Songs on the11-track album range in sonic and emotional intensity. Adams’ vast aesthetic vision is matched only, and appropriately, by the band’s multifaceted musicianship, which includes Zach Tenorio-Miller on piano, Mike Irwin on trumpet, Robin Ryczek on cello, Ray Belli on drums, Max Johnson on bass, and Charlie Rose on steel banjo and trombone.
In rehearsing, the group drew inspiration from a range of artists, in particular Dirty Projectors, Harry Nilsson, and Leonard Cohen. James Reed writes in The Boston Globe that, “the album’s unique sound is informed as much by Joni Mitchell as it is by Björk’s sonic experiments and sweeping film soundtracks.”
Yet while songs on the album pull just as readily from 19th century cello and 1970s pop, what emerges cannot be called mere eclecticism. Adams’ style is highly focused at every twist and turn, creating an aesthetic where juxtaposed edges are sharpened rather than blunted.

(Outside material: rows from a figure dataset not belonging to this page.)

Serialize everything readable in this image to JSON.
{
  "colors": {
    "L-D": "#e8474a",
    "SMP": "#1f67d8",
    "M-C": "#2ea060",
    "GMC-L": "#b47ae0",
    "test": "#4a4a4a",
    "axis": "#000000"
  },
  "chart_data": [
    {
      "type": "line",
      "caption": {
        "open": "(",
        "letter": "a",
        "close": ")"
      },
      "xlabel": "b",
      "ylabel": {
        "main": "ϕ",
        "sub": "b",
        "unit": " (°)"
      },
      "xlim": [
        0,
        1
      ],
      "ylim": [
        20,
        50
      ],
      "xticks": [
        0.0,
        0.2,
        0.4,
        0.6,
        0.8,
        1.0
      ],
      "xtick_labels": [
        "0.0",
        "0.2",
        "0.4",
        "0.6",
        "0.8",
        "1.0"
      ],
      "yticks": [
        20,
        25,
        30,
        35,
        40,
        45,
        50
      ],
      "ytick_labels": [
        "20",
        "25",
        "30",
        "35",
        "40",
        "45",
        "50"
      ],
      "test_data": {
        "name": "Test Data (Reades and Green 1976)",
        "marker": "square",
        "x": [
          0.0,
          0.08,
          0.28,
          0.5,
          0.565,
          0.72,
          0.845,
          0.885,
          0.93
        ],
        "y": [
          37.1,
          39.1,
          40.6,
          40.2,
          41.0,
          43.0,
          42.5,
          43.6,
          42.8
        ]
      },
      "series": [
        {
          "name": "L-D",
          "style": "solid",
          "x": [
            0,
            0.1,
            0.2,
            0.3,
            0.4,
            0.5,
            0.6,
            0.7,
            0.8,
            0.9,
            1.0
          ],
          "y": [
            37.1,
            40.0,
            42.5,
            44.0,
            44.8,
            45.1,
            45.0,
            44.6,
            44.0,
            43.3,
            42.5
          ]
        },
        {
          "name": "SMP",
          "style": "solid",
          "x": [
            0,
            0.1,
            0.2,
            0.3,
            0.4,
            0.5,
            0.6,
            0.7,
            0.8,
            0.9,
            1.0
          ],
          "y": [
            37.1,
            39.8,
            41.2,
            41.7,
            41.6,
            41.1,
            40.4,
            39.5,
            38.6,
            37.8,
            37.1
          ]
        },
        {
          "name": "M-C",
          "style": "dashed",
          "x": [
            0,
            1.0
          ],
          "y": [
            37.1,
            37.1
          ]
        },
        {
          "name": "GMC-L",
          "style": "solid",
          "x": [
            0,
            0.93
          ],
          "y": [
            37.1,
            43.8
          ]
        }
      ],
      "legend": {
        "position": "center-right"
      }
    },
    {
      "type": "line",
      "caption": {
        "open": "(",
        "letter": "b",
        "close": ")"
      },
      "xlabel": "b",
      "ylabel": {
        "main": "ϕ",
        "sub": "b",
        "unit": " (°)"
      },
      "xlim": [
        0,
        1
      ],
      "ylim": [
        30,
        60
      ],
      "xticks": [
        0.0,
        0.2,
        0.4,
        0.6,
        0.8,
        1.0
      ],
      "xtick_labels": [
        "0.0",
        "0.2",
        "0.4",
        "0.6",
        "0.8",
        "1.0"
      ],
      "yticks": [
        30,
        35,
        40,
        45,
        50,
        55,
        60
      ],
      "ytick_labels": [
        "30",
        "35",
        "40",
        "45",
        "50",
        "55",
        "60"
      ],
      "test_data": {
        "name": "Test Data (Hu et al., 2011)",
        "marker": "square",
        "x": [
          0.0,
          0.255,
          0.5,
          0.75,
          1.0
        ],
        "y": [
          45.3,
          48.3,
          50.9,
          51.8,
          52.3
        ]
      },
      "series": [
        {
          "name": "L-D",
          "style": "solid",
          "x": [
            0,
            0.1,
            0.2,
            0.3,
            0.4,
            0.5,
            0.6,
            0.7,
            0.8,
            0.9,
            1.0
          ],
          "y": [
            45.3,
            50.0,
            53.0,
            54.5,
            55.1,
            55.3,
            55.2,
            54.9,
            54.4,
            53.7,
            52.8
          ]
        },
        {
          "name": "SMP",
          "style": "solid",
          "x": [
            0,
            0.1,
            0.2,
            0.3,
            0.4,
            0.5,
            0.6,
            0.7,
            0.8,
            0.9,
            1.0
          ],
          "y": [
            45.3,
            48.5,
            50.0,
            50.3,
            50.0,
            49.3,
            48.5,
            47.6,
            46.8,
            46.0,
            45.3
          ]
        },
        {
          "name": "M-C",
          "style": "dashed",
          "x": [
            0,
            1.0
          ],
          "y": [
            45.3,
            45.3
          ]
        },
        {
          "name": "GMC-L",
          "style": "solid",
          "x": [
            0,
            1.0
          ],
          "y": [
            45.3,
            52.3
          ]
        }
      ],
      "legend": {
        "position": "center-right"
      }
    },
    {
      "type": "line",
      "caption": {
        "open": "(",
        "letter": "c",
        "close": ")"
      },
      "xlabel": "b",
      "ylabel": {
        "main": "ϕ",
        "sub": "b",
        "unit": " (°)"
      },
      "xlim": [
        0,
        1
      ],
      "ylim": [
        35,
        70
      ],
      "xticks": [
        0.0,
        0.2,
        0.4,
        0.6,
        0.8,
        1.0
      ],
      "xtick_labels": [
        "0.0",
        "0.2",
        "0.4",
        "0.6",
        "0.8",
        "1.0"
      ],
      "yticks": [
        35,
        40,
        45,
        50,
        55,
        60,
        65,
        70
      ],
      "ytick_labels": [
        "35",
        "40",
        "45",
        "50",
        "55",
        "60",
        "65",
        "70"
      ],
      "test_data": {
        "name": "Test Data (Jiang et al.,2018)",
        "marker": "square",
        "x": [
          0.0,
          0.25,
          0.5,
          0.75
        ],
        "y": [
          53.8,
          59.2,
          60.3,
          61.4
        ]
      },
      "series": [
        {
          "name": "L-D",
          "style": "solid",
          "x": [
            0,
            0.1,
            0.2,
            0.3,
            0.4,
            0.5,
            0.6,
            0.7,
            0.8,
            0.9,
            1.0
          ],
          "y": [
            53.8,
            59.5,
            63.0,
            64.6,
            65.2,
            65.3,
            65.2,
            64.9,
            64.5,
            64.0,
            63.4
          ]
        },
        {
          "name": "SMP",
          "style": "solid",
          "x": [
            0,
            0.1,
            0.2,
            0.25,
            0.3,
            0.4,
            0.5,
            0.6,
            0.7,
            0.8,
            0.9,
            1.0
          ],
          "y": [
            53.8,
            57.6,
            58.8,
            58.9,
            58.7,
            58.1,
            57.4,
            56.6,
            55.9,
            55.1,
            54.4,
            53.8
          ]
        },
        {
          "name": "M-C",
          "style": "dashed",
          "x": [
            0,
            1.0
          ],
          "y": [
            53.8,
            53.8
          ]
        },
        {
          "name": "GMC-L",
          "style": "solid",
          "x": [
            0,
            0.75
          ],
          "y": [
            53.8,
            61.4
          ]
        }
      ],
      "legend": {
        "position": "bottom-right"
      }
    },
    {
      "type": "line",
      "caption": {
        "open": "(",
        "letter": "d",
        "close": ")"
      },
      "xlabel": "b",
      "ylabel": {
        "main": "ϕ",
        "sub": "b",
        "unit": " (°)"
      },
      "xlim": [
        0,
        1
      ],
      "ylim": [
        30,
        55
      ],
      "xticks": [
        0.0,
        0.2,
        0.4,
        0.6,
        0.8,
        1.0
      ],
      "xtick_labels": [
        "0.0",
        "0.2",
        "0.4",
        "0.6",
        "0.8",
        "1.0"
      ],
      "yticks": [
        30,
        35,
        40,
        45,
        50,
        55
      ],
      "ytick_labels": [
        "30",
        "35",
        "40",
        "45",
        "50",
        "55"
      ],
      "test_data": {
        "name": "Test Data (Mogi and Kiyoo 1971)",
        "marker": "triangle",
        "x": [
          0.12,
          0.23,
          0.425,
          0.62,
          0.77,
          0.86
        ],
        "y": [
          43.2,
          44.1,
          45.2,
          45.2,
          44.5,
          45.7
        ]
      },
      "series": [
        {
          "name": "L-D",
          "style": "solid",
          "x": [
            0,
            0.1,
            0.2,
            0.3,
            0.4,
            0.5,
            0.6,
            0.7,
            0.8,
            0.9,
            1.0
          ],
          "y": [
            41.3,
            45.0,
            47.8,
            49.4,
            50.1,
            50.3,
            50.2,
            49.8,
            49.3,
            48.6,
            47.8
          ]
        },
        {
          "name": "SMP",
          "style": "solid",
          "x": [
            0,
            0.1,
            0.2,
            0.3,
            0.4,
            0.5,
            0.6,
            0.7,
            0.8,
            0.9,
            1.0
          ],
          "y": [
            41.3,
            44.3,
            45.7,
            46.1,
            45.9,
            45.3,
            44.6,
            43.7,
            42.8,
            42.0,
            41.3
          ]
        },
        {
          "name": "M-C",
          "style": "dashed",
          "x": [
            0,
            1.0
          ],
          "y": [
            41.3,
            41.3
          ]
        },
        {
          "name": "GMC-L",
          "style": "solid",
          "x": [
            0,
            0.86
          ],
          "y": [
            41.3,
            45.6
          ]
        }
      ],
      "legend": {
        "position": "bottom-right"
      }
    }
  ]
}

In “Money Gnomes,” the rollicking simplicity of a bluegrass bassline makes room for sweeping, cello-infused turns around the dance floor. Part morning jaunt down a dusty road, part lithe-limbed waltz, the music, like its lyrics, seems to offer potential for adventure and ultimately, in the breathy mantra of its coda, intimacy.
“Swimming,” meanwhile, infuses the wry commentary and piano-draping antics of a folk-cabaret routine with woozy, orchestral impressionism. Saucy trumpet hits and the obsessive ticking of snare and high-hat foreshadow, but never quite give away, the song’s eventual, and eminently satisfying,dissolution into wailing rock outro.
Together the pieces cohere to explore the concept of the new – an experience that is as intoxicating as it is terrifying.
“Arc Iris encapsulates that sense of the future for me,” Adams says, “a sign of something beautiful that will hold my hand for a long time.”
The group’s fearless embrace of juxtaposition is apparent in the way they practice and perform. Members won’t hesitate to spend hours tinkering with a few notes if it means enhancing the synthesis of sound and storytelling.
“We will always try every single idea,” Adams explains.
Yet on stage, disciplined background morphs seamlessly into spontaneous innovation. Band members don’t have set parts, so the group never quite repeats itself two nights in a row. The musicians say that such on-the-spot acts of creation require two key ingredients: mutual trust, and individual nerve. And, they say, “we’ve got a pretty healthy dose of both.”
This rare mix of obsessive attention to detail and quirky playfulness is a distinguishing feature ofArc Iris. This is what makes it possible to have, on the one hand, an album so refined and tightly crafted that it considers everything including the cords that connect one track to the next – and yet on the other hand have the musicians gleefully sum it all up as “mystical rainbow fairy kitten astronauts hurtling through the cosmos.”